Aqueles instantes, todas as noites em que represento um papel, são sempre os
melhores momentos do meu dia. Isso quer dizer que levo para o palco meus
sentimentos, minha idéia, minhas alegrias, meus abismos, meu horror e minha
luz. Diariamente filtro essas emoções através das necessidades de cada
personagem e recebo de volta para mim mesmo uma nova compreensão de meus
problemas - e acrescento ao personagem um novo enriquecimento conseguido
"à quente", quer dizer, arrancado de dentro de mim mesmo.
Com o correr dos anos fui
aprendendo a me observar como artista e ser humano e fui tentando aproveitar
em meus desenhos interpretativos a linguagem interior de minha vivência
pessoal, para conseguir, assim, essa difícil união entre arte e vida, que foi
sempre a minha grande aspiração.
Sempre acreditei que cada ator
traz consigo um material fantástico, inimitável e único, muito difícil de ser
conservado e desenvolvido nesta nossa era brutalizada e massificada.
É um cálice de cristal
interior, que deve ser preservado e defendido através de muitos terremotos,
muita contrariedade, muita decepção e sensação de abandono, mas com momentos
também de enorme luminosidade que quando acontecem recompensam o artista e
engrandecem o ser humano.
Cada ator é único e inimitável se ele mergulha com honestidade em si mesmo, e retrata o seu semelhante com generosidade, verdade e paixão. "Somos feitos da essência com que os sonhos são feitos" escreveu Shakespeare, e essa é a melhor definição que conheço sobre o mistério da representação.
O CAVALO
Cada ator tem obrigação de
zelar e desenvolver o seu instrumental – sua voz, seu corpo: seu cavalo.
Devemos transformar nosso corpo num grande arquivo de imagens com
possibilidades de serem utilizadas em nossos futuros personagens.
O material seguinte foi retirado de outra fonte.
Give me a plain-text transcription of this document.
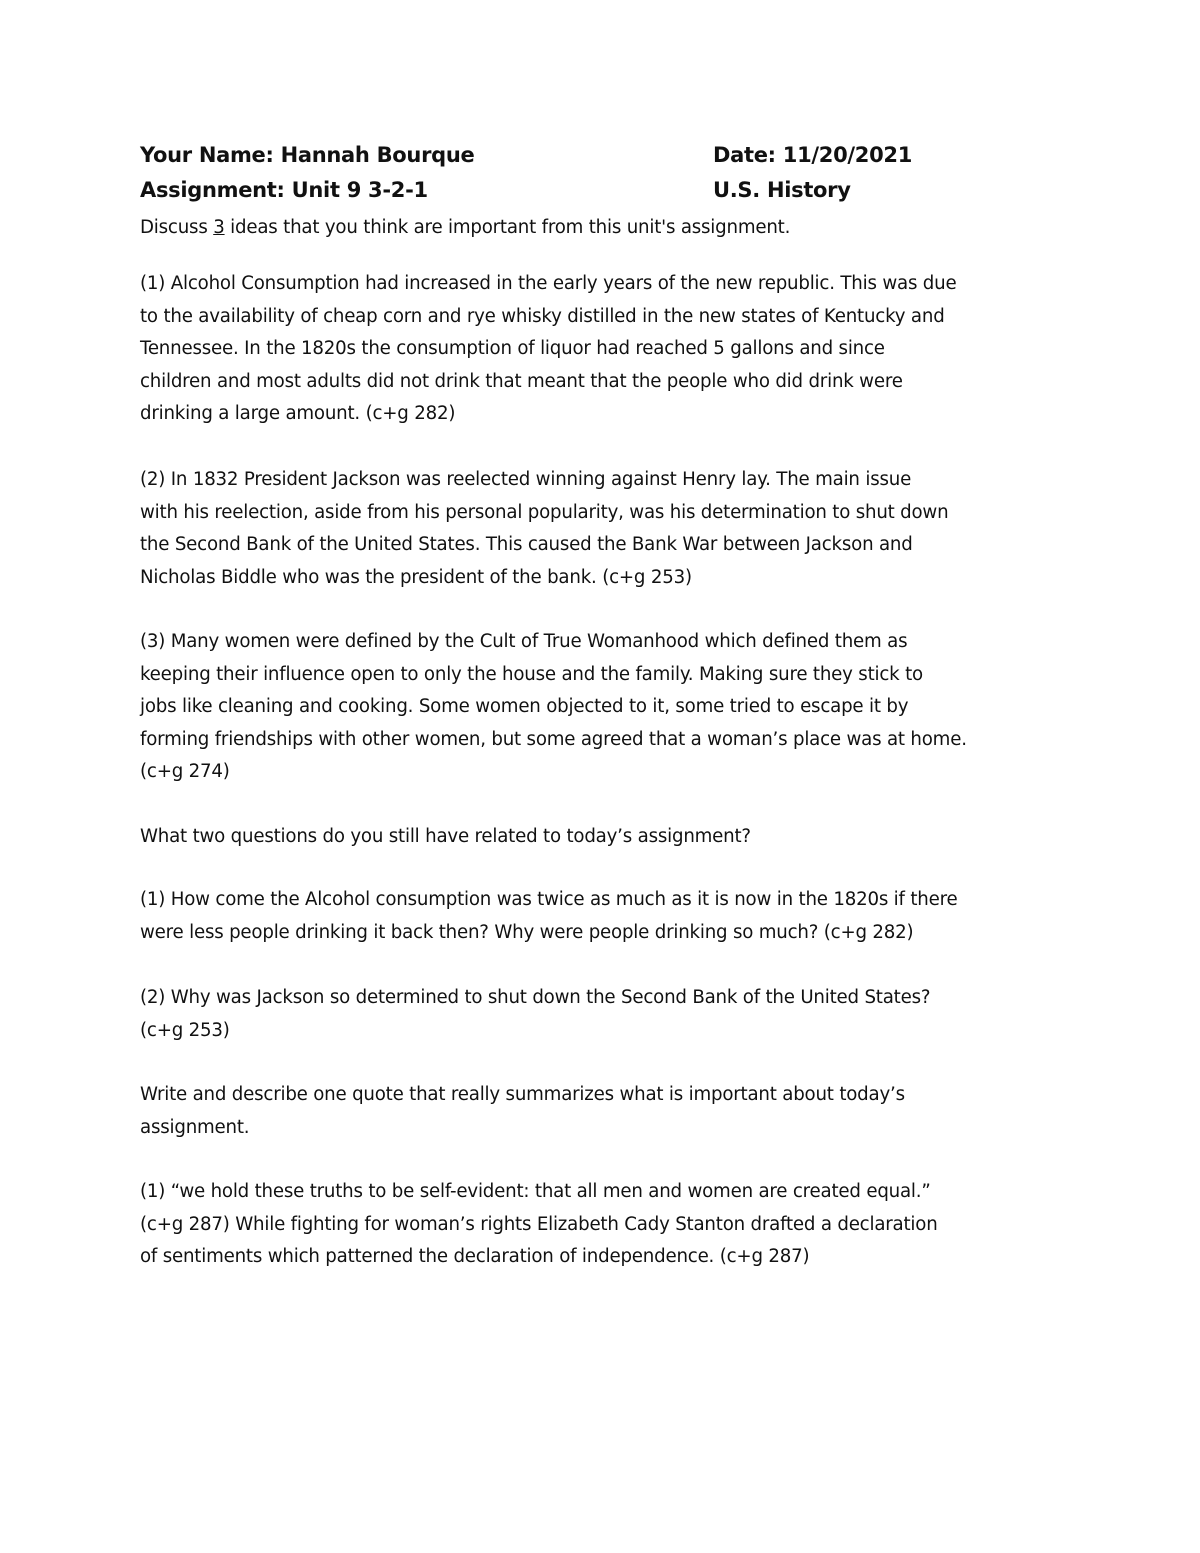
Your Name: Hannah Bourque	Date: 11/20/2021
Assignment: Unit 9 3-2-1	U.S. History
Discuss 3 ideas that you think are important from this unit's assignment.
(1) Alcohol Consumption had increased in the early years of the new republic. This was due
to the availability of cheap corn and rye whisky distilled in the new states of Kentucky and
Tennessee. In the 1820s the consumption of liquor had reached 5 gallons and since
children and most adults did not drink that meant that the people who did drink were
drinking a large amount. (c+g 282)
(2) In 1832 President Jackson was reelected winning against Henry lay. The main issue
with his reelection, aside from his personal popularity, was his determination to shut down
the Second Bank of the United States. This caused the Bank War between Jackson and
Nicholas Biddle who was the president of the bank. (c+g 253)
(3) Many women were defined by the Cult of True Womanhood which defined them as
keeping their influence open to only the house and the family. Making sure they stick to
jobs like cleaning and cooking. Some women objected to it, some tried to escape it by
forming friendships with other women, but some agreed that a woman’s place was at home.
(c+g 274)
What two questions do you still have related to today’s assignment?
(1) How come the Alcohol consumption was twice as much as it is now in the 1820s if there
were less people drinking it back then? Why were people drinking so much? (c+g 282)
(2) Why was Jackson so determined to shut down the Second Bank of the United States?
(c+g 253)
Write and describe one quote that really summarizes what is important about today’s
assignment.
(1) “we hold these truths to be self-evident: that all men and women are created equal.”
(c+g 287) While fighting for woman’s rights Elizabeth Cady Stanton drafted a declaration
of sentiments which patterned the declaration of independence. (c+g 287)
Nossa voz
deve poder miar, rugir, gemer, uivar. Nossas mãos podem ser galhos de árvores,
garras de feras, folhas secas ao vento. Nossos pés, colunas de um templo,
patas de animais. Nossos olhos devem poder reproduzir o enigma do olhar
da esfinge, e a clareza cristalina de um poema de Brecht.
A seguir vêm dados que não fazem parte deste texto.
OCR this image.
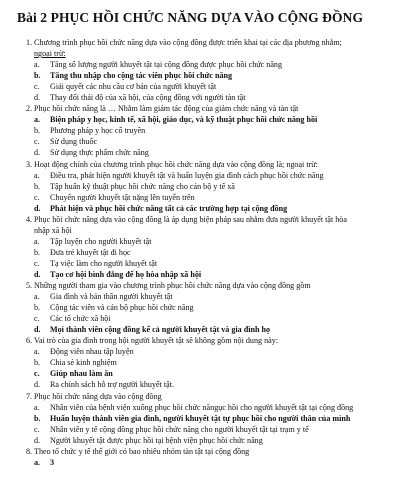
Bài 2 PHỤC HỒI CHỨC NĂNG DỰA VÀO CỘNG ĐỒNG
1. Chương trình phục hồi chức năng dựa vào cộng đồng được triển khai tại các địa phương nhằm;
ngoại trừ:
a. Tăng số lượng người khuyết tật tại cộng đồng được phục hồi chức năng
b. Tăng thu nhập cho cộng tác viên phục hồi chức năng
c. Giải quyết các nhu cầu cơ bản của người khuyết tật
d. Thay đổi thái độ của xã hội, của cộng đồng với người tàn tật
2. Phục hồi chức năng là … Nhằm làm giảm tác động của giảm chức năng và tàn tật
a. Biện pháp y học, kinh tế, xã hội, giáo dục, và kỹ thuật phục hồi chức năng hồi
b. Phương pháp y học cổ truyền
c. Sử dụng thuốc
d. Sử dụng thực phẩm chức năng
3. Hoạt động chính của chương trình phục hồi chức năng dựa vào cộng đồng là; ngoại trừ:
a. Điều tra, phát hiện người khuyết tật và huấn luyện gia đình cách phục hồi chức năng
b. Tập huấn kỹ thuật phục hồi chức năng cho cán bộ y tế xã
c. Chuyển người khuyết tật nặng lên tuyến trên
d. Phát hiện và phục hồi chức năng tất cả các trường hợp tại cộng đồng
4. Phục hồi chức năng dựa vào cộng đồng là áp dụng biện pháp sau nhằm đưa người khuyết tật hòa
nhập xã hội
a. Tập luyện cho người khuyết tật
b. Đưa trẻ khuyết tật đi học
c. Tạ việc làm cho người khuyết tật
d. Tạo cơ hội bình đẳng để họ hòa nhập xã hội
5. Những người tham gia vào chương trình phục hồi chức năng dựa vào cộng đồng gồm
a. Gia đình và bản thân người khuyết tật
b. Cộng tác viên và cán bộ phục hồi chức năng
c. Các tổ chức xã hội
d. Mọi thành viên cộng đồng kể cả người khuyết tật và gia đình họ
6. Vai trò của gia đình trong hội người khuyết tật sẽ không gồm nội dung này:
a. Động viên nhau tập luyện
b. Chia sẻ kinh nghiệm
c. Giúp nhau làm ăn
d. Ra chính sách hỗ trợ người khuyết tật.
7. Phục hồi chức năng dựa vào cộng đồng
a. Nhân viên của bệnh viện xuống phục hồi chức năngục hồi cho người khuyết tật tại cộng đồng
b. Huấn luyện thành viên gia đình, người khuyết tật tự phục hồi cho người thân của mình
c. Nhân viên y tế cộng đồng phục hồi chức năng cho người khuyết tật tại trạm y tế
d. Người khuyết tật được phục hồi tại bệnh viện phục hồi chức năng
8. Theo tổ chức y tế thế giới có bao nhiêu nhóm tàn tật tại cộng đồng
a. 3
E mais, devemos nos preparar
para poder receber com artística mediunidade a alma do mundo, as grandes
interrogações do nosso tempo, a voracidade deste universo em constante
transformação.
Devemos ser suficientemente fortes para poder reproduzir simultaneamente a maravilha e o horror do ser humano, a criatividade e a autodestrutividade de nós todos, homens, através desta difícil caminhada da vida.
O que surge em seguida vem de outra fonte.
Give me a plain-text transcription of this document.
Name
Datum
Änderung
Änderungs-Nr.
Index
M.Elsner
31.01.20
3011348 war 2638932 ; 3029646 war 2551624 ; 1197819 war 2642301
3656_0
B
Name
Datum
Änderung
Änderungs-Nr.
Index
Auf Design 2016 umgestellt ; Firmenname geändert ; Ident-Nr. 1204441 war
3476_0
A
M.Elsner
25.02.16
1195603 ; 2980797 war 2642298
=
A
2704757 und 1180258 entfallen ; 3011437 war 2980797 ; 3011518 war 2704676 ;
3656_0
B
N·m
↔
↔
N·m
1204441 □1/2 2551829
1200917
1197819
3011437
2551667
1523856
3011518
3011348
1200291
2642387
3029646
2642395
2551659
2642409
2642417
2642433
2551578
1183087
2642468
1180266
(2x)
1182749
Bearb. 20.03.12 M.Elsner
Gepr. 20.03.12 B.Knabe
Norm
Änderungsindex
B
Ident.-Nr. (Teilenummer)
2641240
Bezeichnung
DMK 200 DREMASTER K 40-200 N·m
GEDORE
O nosso cavalo deve então se
preparar para poder assumir todas estas formas, e por isso ele tem de ser
constantemente reabastecido e renovado.
O cavalo é também o
estimulador de nossa energia, o conservador de nosso entusiasmo e de nossa fé. Quando as crises vierem (e não tenham dúvida de que elas virão), nada melhor do
que trabalhar na fortificação do cavalo, porque no mínimo estaremos crescendo
durante a crise, estaremos trabalhando e temperando novas energias, adquirindo
novas técnicas, novos conhecimentos. Podem ter certeza de que um bom
cavalo torna o ator indestrutível.
O FOGO
O fogo através do tempo
sempre foi o símbolo vivo da fé, do entusiasmo e da rebeldia. Mantê-lo aceso
dentro de nós é também um trabalho para a vida inteira. O fogo nasce de
um estado de curiosidade natural e instintivo e pode ser desenvolvido através
da conquista progressiva de uma cultura geral, de uma observação apaixonada da
história do homem, da história de todas as artes, da emocionante história do
teatro – e um profundo sentimento de observação do ser humano – aqueles para
quem realizaremos nossas mágicas, o nosso público. Esse fogo interno, uma
espécie de grande rol central de energia e fé, é uma grande defesa contra a
acomodação e me parece ser a grande mola propulsora da criatividade. Devemos
estar sempre atentos aos seus chamados e é preciso não deixar nunca, custe o
que custar, esse fogo esmorecer porque, caso isso aconteça, seremos os
artífices de uma arte morta, sonâmbula, inútil, feia e resignada.
O MENINO
A recuperação da liberdade da
infância através da vida adulta foi sempre uma das minhas metas. A criança é
uma fonte incrível de informação artística e a criança que nós fomos, recuperada através do nosso lado lúdico tão atrofiado pelo correr dos anos, pode nos servir de guia, mas um guia muito especial, que caminha alegre e
despreocupado, que sabe descobrir o mágico dentro do cotidiano, intuitivamente.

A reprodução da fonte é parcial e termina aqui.